The example of a vessel being out of control in port after an engine breakdown may illustrate the point. The vessel may sustain damage at several places at different times while striking other vessels in port before ending its uncontrolled navigation firmly aground or stuck at a quay.  Even if one should conclude that each striking is a separate casualty, no loss of time will occur until the vessel is stopped one way or another.  Only then will the deductible period or periods start to run, see below at 6.3. A possible solution could have been that, if the series of events was deemed to be two or more casualties, two or more deductible periods should be applied. However, the Commentary to Cl. 16-7 expressly states that, as long as the deductible periods run parallel, they shall not be cumulative, but shall be exhausted at the same time.
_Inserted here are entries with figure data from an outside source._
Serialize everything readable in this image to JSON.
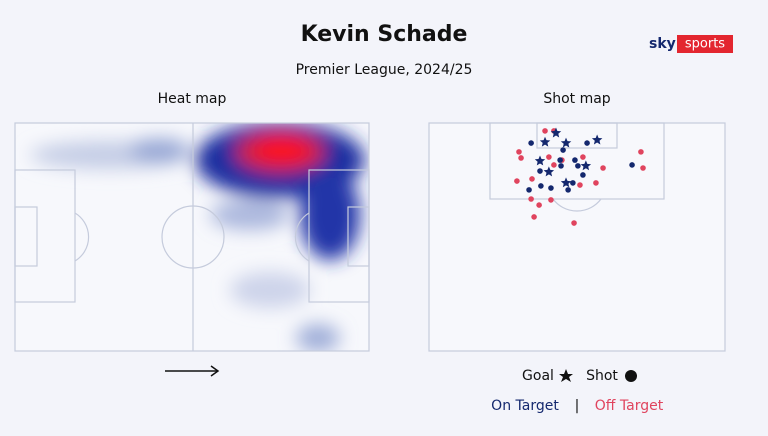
{
  "header": {
    "title": "Kevin Schade",
    "subtitle": "Premier League, 2024/25",
    "brand_sky": "sky",
    "brand_sports": "sports"
  },
  "heat_map": {
    "title": "Heat map"
  },
  "chart_data": {
    "type": "scatter",
    "title": "Shot map",
    "xlim": [
      0,
      100
    ],
    "ylim": [
      0,
      75
    ],
    "shot_label": "Shot",
    "separator": "|",
    "series": [
      {
        "name": "Goal",
        "color": "#14286e",
        "marker": "star",
        "x": [
          42.9,
          39.2,
          56.8,
          46.3,
          37.5,
          40.5,
          53.0,
          46.3
        ],
        "y": [
          3.3,
          6.3,
          5.6,
          6.6,
          12.5,
          16.1,
          14.1,
          19.7
        ]
      },
      {
        "name": "On Target",
        "color": "#14286e",
        "marker": "circle",
        "x": [
          34.5,
          53.4,
          45.3,
          44.3,
          49.3,
          37.5,
          44.6,
          50.3,
          52.0,
          68.6,
          37.8,
          41.2,
          48.6,
          33.8,
          47.0
        ],
        "y": [
          6.6,
          6.6,
          8.9,
          12.2,
          12.2,
          15.8,
          14.1,
          14.1,
          17.1,
          13.8,
          20.7,
          21.4,
          19.7,
          22.0,
          22.0
        ]
      },
      {
        "name": "Off Target",
        "color": "#e0445e",
        "marker": "circle",
        "x": [
          39.2,
          42.2,
          30.4,
          31.1,
          40.5,
          44.9,
          52.0,
          71.6,
          72.3,
          58.8,
          29.7,
          56.4,
          42.2,
          34.8,
          34.5,
          41.2,
          37.2,
          35.5,
          49.0,
          51.0
        ],
        "y": [
          2.6,
          2.6,
          9.5,
          11.5,
          11.2,
          12.2,
          11.2,
          9.5,
          14.8,
          14.8,
          19.1,
          19.7,
          13.8,
          18.4,
          25.0,
          25.3,
          27.0,
          30.9,
          32.9,
          20.4
        ]
      }
    ]
  }
}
In other words: in this situation, it does not matter whether the series of events is deemed to be one or more casualties. The same solution was adopted in the 1972/1993 conditions, see the 1972-Commentary, page 34. This solution was apparently considered self-evident by the authors of the 1972‑Commentary and was repeated without discussion in the 1996 revision of the Plan.
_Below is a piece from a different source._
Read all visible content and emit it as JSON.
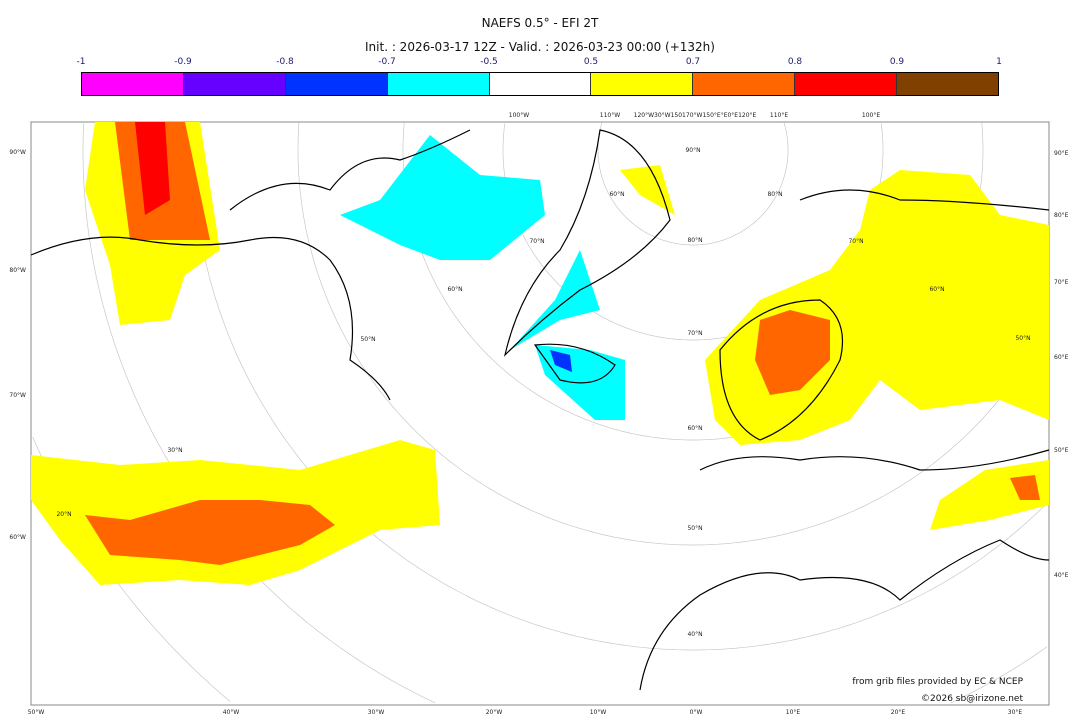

[13] Even though this judgment is often cited and used in relation to discussion of one or more casualties, it is important to bear in mind that the Supreme Court did not decide on whether one or two deductibles should apply, but whether there was any cover at all under the limited cover provided under the special conditions for insurance of coastal and fishing vessels. In order to secure some cover for the insured, the Supreme Court did not deem a clear error in workmanship by the repair yard as breaking the chain of causation between the grounding and the subsequent gear damage that occurred only after insufficient and erroneous repairs were carried out. In order to secure part cover for the insured, the court went so far as to expressly state that it was a foreseeable consequence of the grounding that the yard might make an error in workmanship. This statement is in itself at best very dubious, if not manifestly wrong, and it must be queried whether the court would have stretched the law to this extent, if the subject matter for the court had been the far less serious issue for the assured of whether one or two deductibles should apply. The writer suggests that an error in workmanship by the repair yard must be deemed as a new incident so that the costs of repair and loss of time due to such errors must be subject to a new deductible.